Yeah, that's not it but it's cool. Thanks for trying!   :Smile: 

I've got new info now: I just found the rtl8139-diag utility and tried it out to see if it would give any extra info and everything looks fine before I do "ifconfig eth0 up", because then it says that the transmitter is "enabled with NONSTANDARD! settings, maximum burst 1024 bytes." And also: "Flow control: Tx disabled Rx disabled" which seems to fit the lights not being lit, but is weird since I can't figure out how to change that anywhere. If anyone could offer even suggestions on how to configure this driver to set up the nic differently, since it seems that something is messed up in that regard, I'd really appreciate it!

----------

## Gluteusmaximus

Hi,

I have probably the same problem here, can´t download anything. It´s strange because I can ping the servers, but nothing else works. The "ifconfig" output  looks ok, i even reduced the MTU-value...

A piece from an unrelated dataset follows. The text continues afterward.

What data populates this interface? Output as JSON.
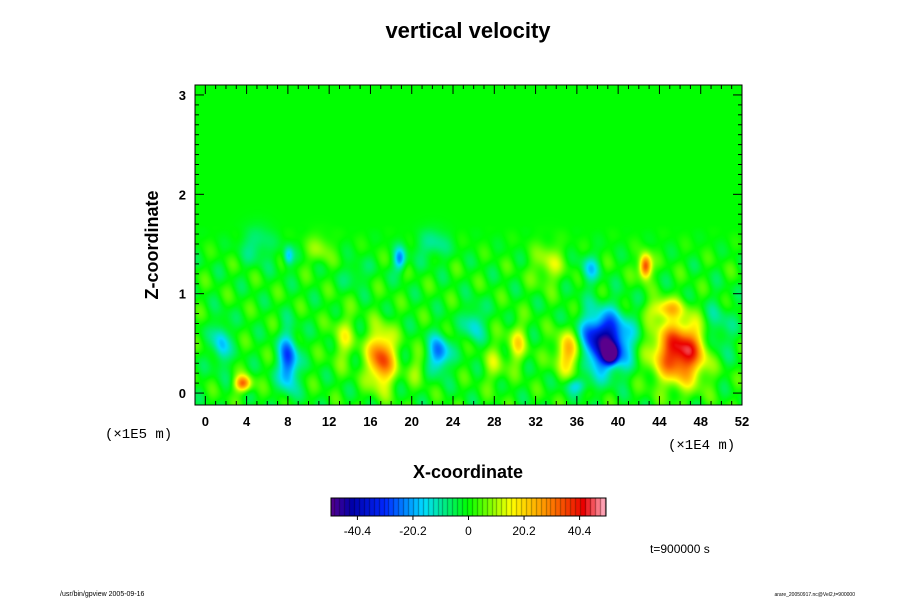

The PC worked ok with my former Debian (and Windows) installation, though.

Weird...

----------

## pigeon768

Are you using the 8139too driver or the 8139cp driver? (try both. the other one might work) What's the output from lspci -v that's relevant to your card? When you change the kernel options, does the rtl8189-diag give different error messages?

----------

## sertrex

I had the same problem. I solved it changing an option of the Windows driver. Try enabling "Wake on Lan after shutdown" (or something similar, I don't remember exactly) from the Windows device manager. It seems to be a problem of initialising registers after a Windows shutdown.

----------

## think-x

sertrex: you are my hero! Thank you so much!

----------